July 23, 2006 | The New York Daily News

Iran Pulls the War Strings

Make no mistake. Israel's raging war with Hezbollah is more than a battle between the Jewish state and a fanatic Islamist enemy. It is a bloody, ruthless struggle whose outcome could determine the future shape of the entire Middle East – both Arab and Israeli.

Hezbollah's Iranian masters have two intertwined goals – one short-term, one long-term. The first is to stir up enough trouble to divert global attention from Iran's determination to build a nuclear weapon. The second is connected to the bitter, centuries-old rivalry between the two primary branches of Islam – the Shiites and the Sunnis.

Shiite Iran wants nothing more than to stab itself into the heart of the largely Sunni Muslim-Arab world and take control of it. Vali Nasr, a professor at the Naval Postgraduate School and an expert on the Shiite revival, warns that the whole Middle East is at risk of a “sectarian conflict between Shiites and Sunnis.”

I agree with those Mideast experts who warn that Tehran's real goal is to create what Jordan's King Abdullah calls a “Shiite crescent,” an Iranian-led band of nations stretching from Pakistan through Iran to Iraq, Syria, Lebanon and ultimately Palestine. This Shiite empire would try to dominate and rule the entire Middle East. Israel, which Iran's extremist President Mahmoud Ahmadinejad has frequently sworn he wants to “wipe off the map,” would be the immediate target. But the true full aim would be an Iranian hegemony that would eventually eclipse and take over such moderate, pro-Western Sunni Arab states as Jordan, Egypt and Saudi Arabia.

That, in Iranian thinking, would severely hobble America – second only to Israel in Tehran's list of hates. Let's not forget that Iranian-backed Hezbollah's first major attack was the 1983 bombing of the U.S. Marine barracks in Beirut, which killed 241 people.

There are mystical elements to Teh.ran's evil goals as well. As former Israeli Chief of Staff Moshe Yaalon pointed out in a New Republic article last week, the mullahs hope “ultimately, to provoke the return of the Hidden Imam, the central figure of Shia eschatology, and thereby usher in a Muslim messianic age. To achieve these goals, Iran is willing to support just about any terrorist organization that will confront the West.”
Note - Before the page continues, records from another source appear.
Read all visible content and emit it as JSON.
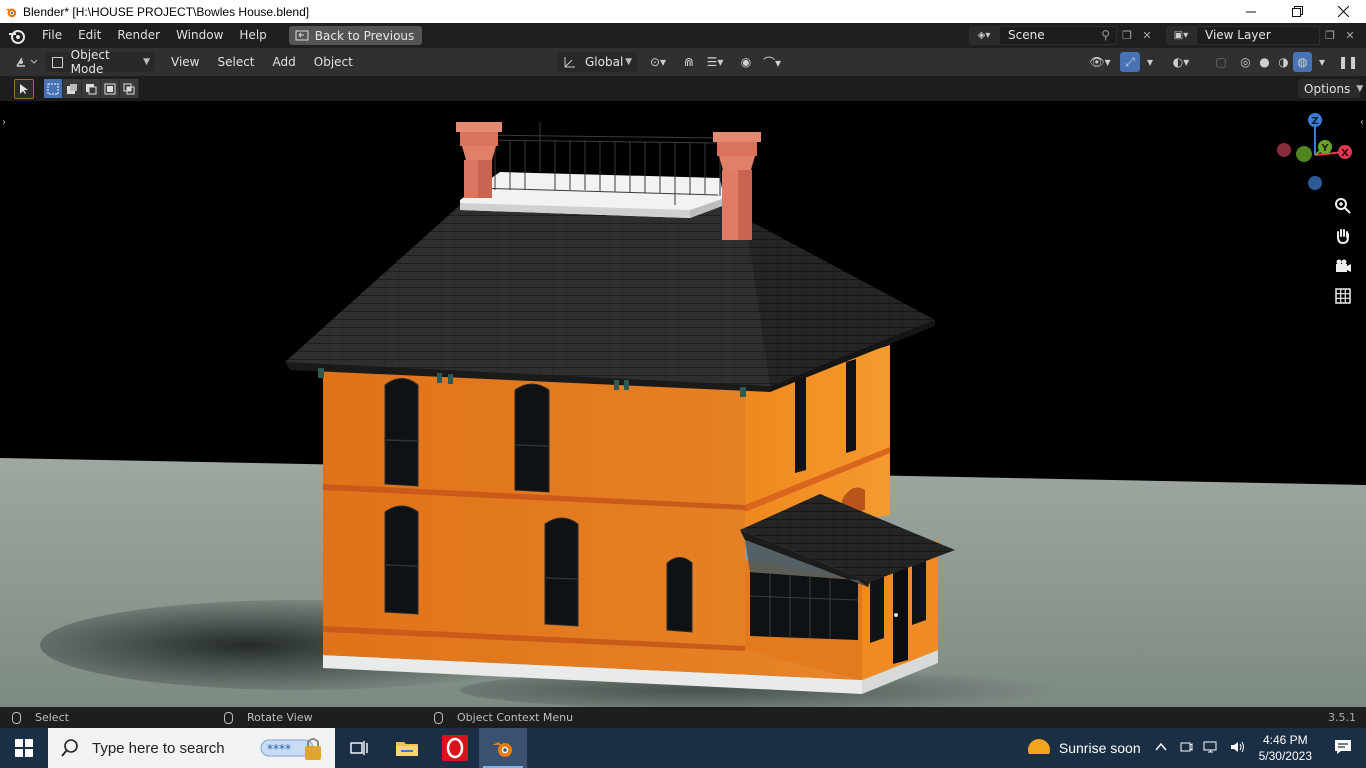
{
  "window": {
    "title": "Blender* [H:\\HOUSE PROJECT\\Bowles House.blend]",
    "controls": [
      "minimize",
      "restore",
      "close"
    ]
  },
  "menubar": {
    "items": [
      "File",
      "Edit",
      "Render",
      "Window",
      "Help"
    ],
    "back_button": "Back to Previous",
    "scene": "Scene",
    "view_layer": "View Layer"
  },
  "viewport_header": {
    "mode": "Object Mode",
    "menus": [
      "View",
      "Select",
      "Add",
      "Object"
    ],
    "orientation": "Global"
  },
  "toolbar": {
    "options_label": "Options"
  },
  "gizmo": {
    "axes": [
      "Z",
      "Y",
      "X"
    ],
    "colors": {
      "x": "#e0394f",
      "y": "#6aa32b",
      "z": "#3a7ed6"
    }
  },
  "statusbar": {
    "left": "Select",
    "middle": "Rotate View",
    "right": "Object Context Menu",
    "version": "3.5.1"
  },
  "taskbar": {
    "search_placeholder": "Type here to search",
    "weather": "Sunrise soon",
    "time": "4:46 PM",
    "date": "5/30/2023"
  }
}
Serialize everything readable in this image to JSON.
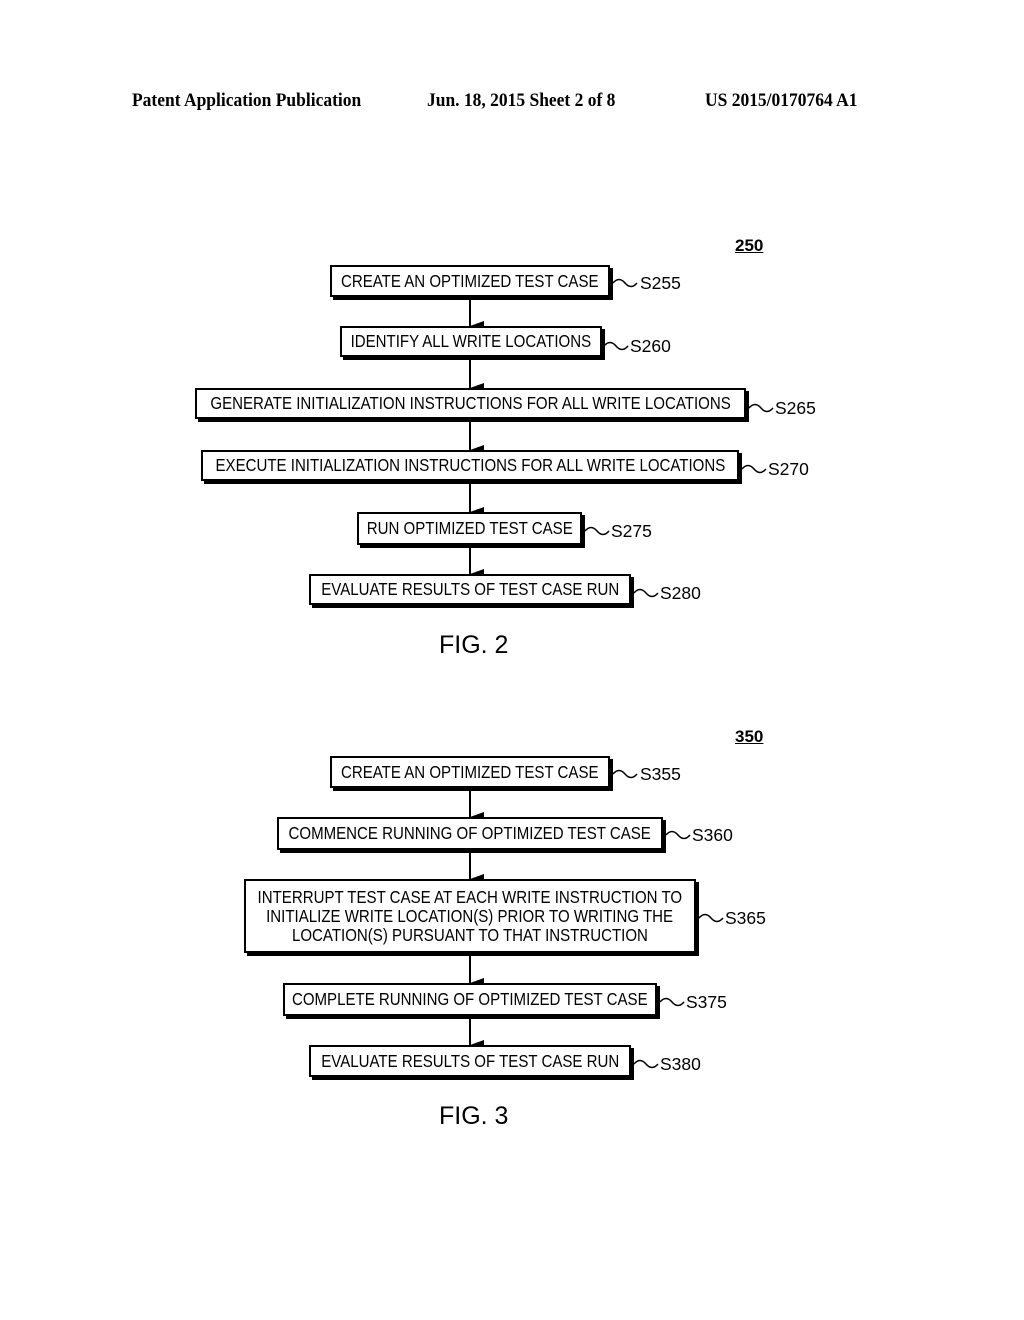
{
  "header": {
    "publication": "Patent Application Publication",
    "date_sheet": "Jun. 18, 2015  Sheet 2 of 8",
    "number": "US 2015/0170764 A1"
  },
  "fig2": {
    "ref": "250",
    "caption": "FIG. 2",
    "steps": [
      {
        "text": "CREATE AN OPTIMIZED TEST CASE",
        "label": "S255"
      },
      {
        "text": "IDENTIFY ALL WRITE LOCATIONS",
        "label": "S260"
      },
      {
        "text": "GENERATE INITIALIZATION INSTRUCTIONS FOR ALL WRITE LOCATIONS",
        "label": "S265"
      },
      {
        "text": "EXECUTE INITIALIZATION INSTRUCTIONS FOR ALL WRITE LOCATIONS",
        "label": "S270"
      },
      {
        "text": "RUN OPTIMIZED TEST CASE",
        "label": "S275"
      },
      {
        "text": "EVALUATE RESULTS OF TEST CASE RUN",
        "label": "S280"
      }
    ]
  },
  "fig3": {
    "ref": "350",
    "caption": "FIG. 3",
    "steps": [
      {
        "text": "CREATE AN OPTIMIZED TEST CASE",
        "label": "S355"
      },
      {
        "text": "COMMENCE RUNNING OF OPTIMIZED TEST CASE",
        "label": "S360"
      },
      {
        "lines": [
          "INTERRUPT TEST CASE AT EACH WRITE INSTRUCTION TO",
          "INITIALIZE WRITE LOCATION(S) PRIOR TO WRITING THE",
          "LOCATION(S) PURSUANT TO THAT INSTRUCTION"
        ],
        "label": "S365"
      },
      {
        "text": "COMPLETE RUNNING OF OPTIMIZED TEST CASE",
        "label": "S375"
      },
      {
        "text": "EVALUATE RESULTS OF TEST CASE RUN",
        "label": "S380"
      }
    ]
  }
}
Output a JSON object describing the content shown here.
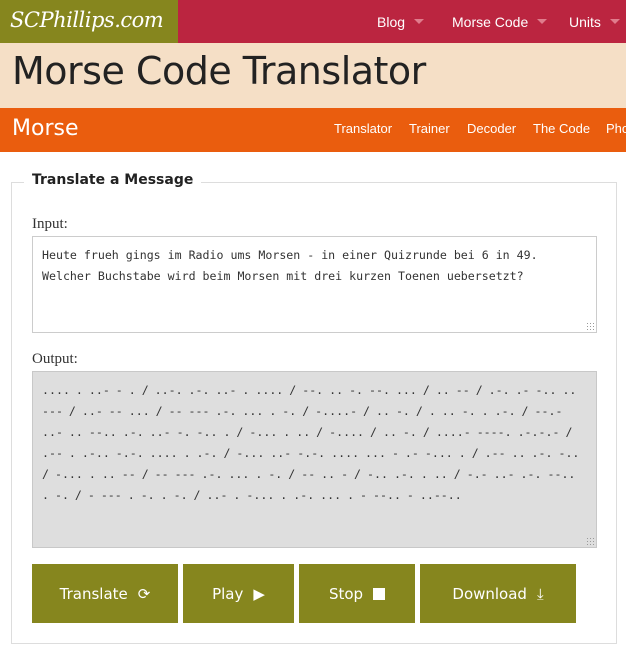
{
  "site": {
    "logo": "SCPhillips.com",
    "nav": [
      "Blog",
      "Morse Code",
      "Units"
    ]
  },
  "page_title": "Morse Code Translator",
  "section": {
    "brand": "Morse",
    "nav": [
      "Translator",
      "Trainer",
      "Decoder",
      "The Code",
      "Pho"
    ]
  },
  "form": {
    "legend": "Translate a Message",
    "input_label": "Input:",
    "input_value": "Heute frueh gings im Radio ums Morsen - in einer Quizrunde bei 6 in 49. Welcher Buchstabe wird beim Morsen mit drei kurzen Toenen uebersetzt?",
    "output_label": "Output:",
    "output_value": ".... . ..- - . / ..-. .-. ..- . .... / --. .. -. --. ... / .. -- / .-. .- -.. .. --- / ..- -- ... / -- --- .-. ... . -. / -....- / .. -. / . .. -. . .-. / --.- ..- .. --.. .-. ..- -. -.. . / -... . .. / -.... / .. -. / ....- ----. .-.-.- / .-- . .-.. -.-. .... . .-. / -... ..- -.-. .... ... - .- -... . / .-- .. .-. -.. / -... . .. -- / -- --- .-. ... . -. / -- .. - / -.. .-. . .. / -.- ..- .-. --.. . -. / - --- . -. . -. / ..- . -... . .-. ... . - --.. - ..--..",
    "buttons": {
      "translate": "Translate",
      "play": "Play",
      "stop": "Stop",
      "download": "Download"
    }
  },
  "colors": {
    "olive": "#86861e",
    "crimson": "#bb2540",
    "peach": "#f5dfc6",
    "orange": "#ea5d0e"
  }
}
Right now Tehran's chief Arab ally is Damascus. While Syria is largely Sunni Muslim, its minority Alawi sect – a Shia offshoot – has run the country for 30 years. The Syrians have allied themselves closely with Iran and supply Hezbollah in hopes of slithering back into Lebanon on their tails. Palestinian Hamas is also Sunni, but its major supplies come these days from Tehran and as part of its determined war on Israel, Hamas has sold its Sunni hearts to the Shiites.

The ultimate irony is that in the current war the Jewish state is defending the Arab world as well as itself and Western interests.